Impfungen

„Richtig und wichtig“: Ärztepräsident für Masern-Impfpflicht

Die Rufe nach einer Impfpflicht gegen Masern werden immer lauter.

Die Rufe nach einer Impfpflicht gegen Masern werden immer lauter.

Foto: Owen Humphreys/dpa

An Rhein und Ruhr.   Zwei NRW-Minister sprechen sich für eine Impfpflicht aus. Ärztepräsident Montgomery ist dafür – weiß aber nicht, wie das umgesetzt werden kann.

Ärztepräsident Frank Ulrich Montgomery begrüßt die politischen Vorstöße zur Einführung einer Impfpflicht. Es sei „sehr richtig und sehr wichtig“, dass sich nun auch Minister aus NRW dafür aussprächen, sagte Montgomery unserer Redaktion.

Zuvor hatten sich Landesgesundheitsminister Karl-Josef Laumann (CDU) und Landesfamilienminister Joachim Stamp (FDP) für eine Impfpflicht ausgesprochen.

Impfung als „Verpflichtung der Gesellschaft gegenüber“

Impfungen seien auch eine „Verpflichtung der Gesellschaft gegenüber“, betonte der Ärztepräsident. Unklar sei ihm aber, wie eine Impfpflicht umgesetzt werden könne. „Man kann verbieten, dass ungeimpfte Kinder in den Kindergarten gehen, weil sie eine Gefahr für andere sind. Aber wir haben eine Schulpflicht.“

Es bliebe wohl nur ein Appell an die Vernunft. „In unserem freiheitlichen Staat kommen Sie nicht ohne die Beteiligung der Eltern aus“, so Montgomery.

Zuvor hatte Landesfamilienminister Joachim Stamp der „Rheinischen Post“ gesagt: „Ich bin für eine generelle Impfpflicht – das gilt auch für Kindergärten.“

Auch Landesgesundheitsminister Karl-Josef Laumann sprach sich für eine Impfpflicht aus. „Ich habe Bundesgesundheitsminister Spahn auch ausdrücklich meine Unterstützung für seine Prüfung zugesichert, wie diese umgesetzt werden kann“, so Laumann.

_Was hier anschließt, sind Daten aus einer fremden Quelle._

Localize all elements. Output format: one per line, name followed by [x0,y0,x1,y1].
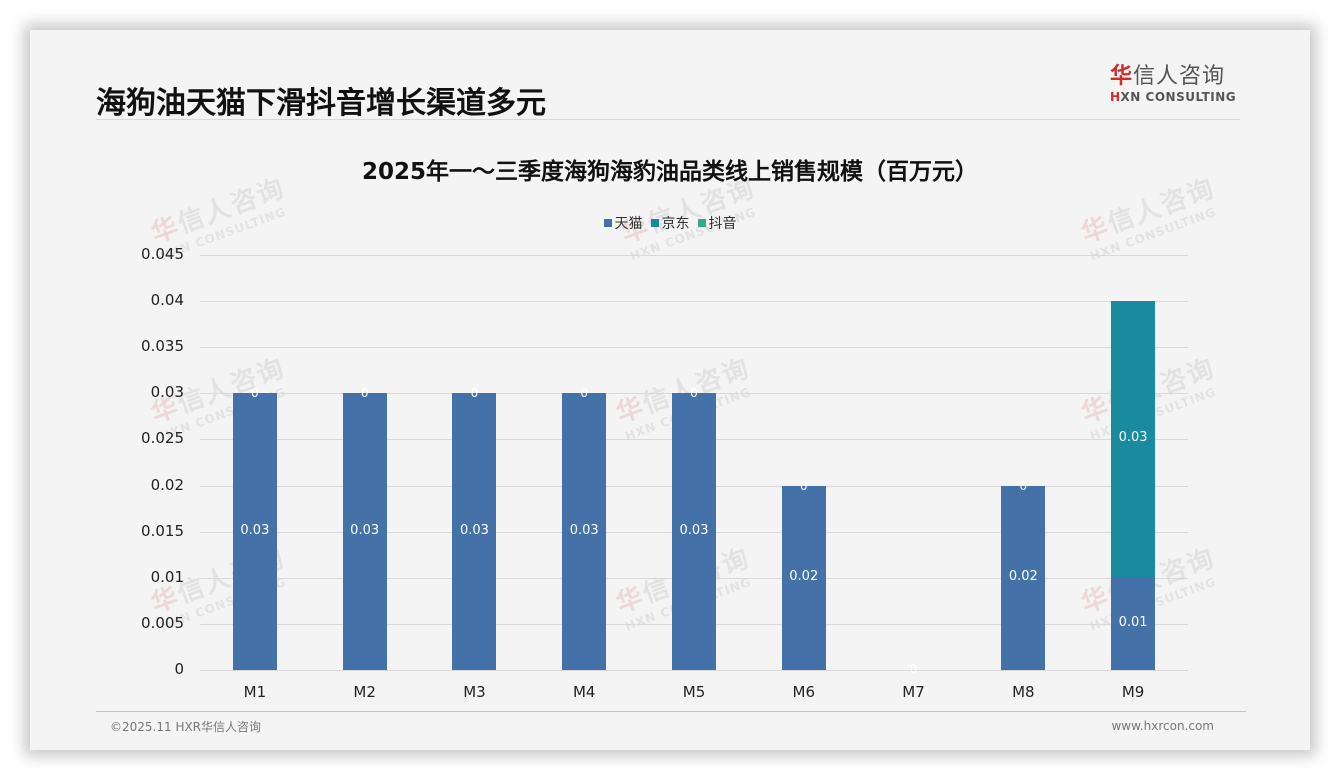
y-axis-tick: 0.045 [141,245,184,263]
y-axis-tick: 0.02 [150,475,184,494]
data-label: 0 [690,386,698,401]
bar-segment [1111,301,1156,578]
bar-segment [672,393,716,670]
data-label: 0.03 [679,522,709,538]
bar-segment [781,485,826,670]
data-label: 0.02 [789,568,819,584]
y-axis-tick: 0.04 [150,291,184,310]
logo-en: HXN CONSULTING [1110,90,1237,104]
bar-segment [562,393,607,670]
legend-item: 抖音 [697,213,737,233]
data-label: 0 [909,662,918,676]
legend-swatch-icon [603,219,612,227]
data-label: 0 [580,386,589,401]
data-label: 0 [1019,478,1028,493]
x-axis-tick: M6 [792,683,816,701]
x-axis-tick: M7 [902,683,925,701]
chart-plot-area: 0 0.005 0.01 0.015 0.02 0.025 0.03 0.035 0.04 0.0… [141,245,1188,701]
data-label: 0.03 [459,522,489,538]
chart-title: 2025年一～三季度海狗海豹油品类线上销售规模（百万元） [361,159,978,185]
x-axis-tick: M9 [1121,683,1145,701]
x-axis-tick: M3 [463,683,486,701]
data-label: 0.03 [240,522,270,538]
legend-swatch-icon [697,219,706,227]
bar-segment [232,393,277,670]
footer-divider [96,711,1246,712]
y-axis-tick: 0.025 [141,429,184,448]
x-axis-tick: M8 [1012,683,1035,701]
legend-label: 京东 [661,216,690,232]
bar-segment [1001,485,1046,670]
legend-swatch-icon [650,219,659,227]
legend-label: 抖音 [708,216,737,232]
data-label: 0 [470,386,479,401]
data-label: 0.01 [1118,614,1148,630]
data-label: 0.02 [1008,568,1038,584]
x-axis-tick: M1 [243,683,267,701]
y-axis-tick: 0.035 [141,337,184,356]
y-axis-tick: 0.005 [141,613,184,632]
logo-cn: 华信人咨询 [1110,64,1226,89]
y-axis-tick: 0.015 [141,521,184,540]
data-label: 0.03 [350,522,380,538]
legend-label: 天猫 [614,216,643,232]
gridline [200,670,1188,671]
gridline [200,255,1188,256]
x-axis-tick: M4 [572,683,596,701]
legend-item: 京东 [650,213,690,233]
data-label: 0 [251,386,259,401]
chart-legend: 天猫 京东 抖音 [30,213,1310,233]
data-label: 0.03 [569,522,599,538]
bar-segment [342,393,387,670]
y-axis-tick: 0.01 [150,567,184,586]
brand-logo: 华信人咨询 HXN CONSULTING [1110,64,1250,104]
bar-segment [452,393,497,670]
legend-item: 天猫 [603,213,643,233]
gridline [200,347,1188,349]
y-axis-tick: 0 [174,660,184,678]
bar-segment [1111,577,1156,670]
data-label: 0 [360,386,369,401]
data-label: 0 [799,478,808,493]
x-axis-tick: M5 [682,683,706,701]
y-axis-tick: 0.03 [150,383,184,402]
gridline [200,301,1188,303]
slide: 海狗油天猫下滑抖音增长渠道多元 华信人咨询 HXN CONSULTING 华信人… [30,30,1310,750]
x-axis-tick: M2 [353,683,376,701]
footer-website: www.hxrcon.com [1111,719,1214,733]
header-divider [96,119,1240,120]
slide-title: 海狗油天猫下滑抖音增长渠道多元 [96,86,546,121]
footer-copyright: ©2025.11 HXR华信人咨询 [110,720,262,734]
data-label: 0.03 [1118,430,1148,446]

Zu geringe Impfquote bei Kleinkindern

In NRW haben nur 79,2 Prozent der Kinder bis zu ihrem 24. Lebensmonat die zweite Masernimpfung erhalten. Das berichtete das Landesgesundheitsministerium auf Anfrage unserer Redaktion.

Die „Ständige Impfkommission“ geht aber davon aus, dass eine Rate von 95 Prozent nötig ist, um eine ausreichende Immunisierung der Bevölkerung zu erreichen. Bei den Schuleingangsuntersuchungen haben bereits 94,1 Prozent der Kinder die zweite Masernimpfung.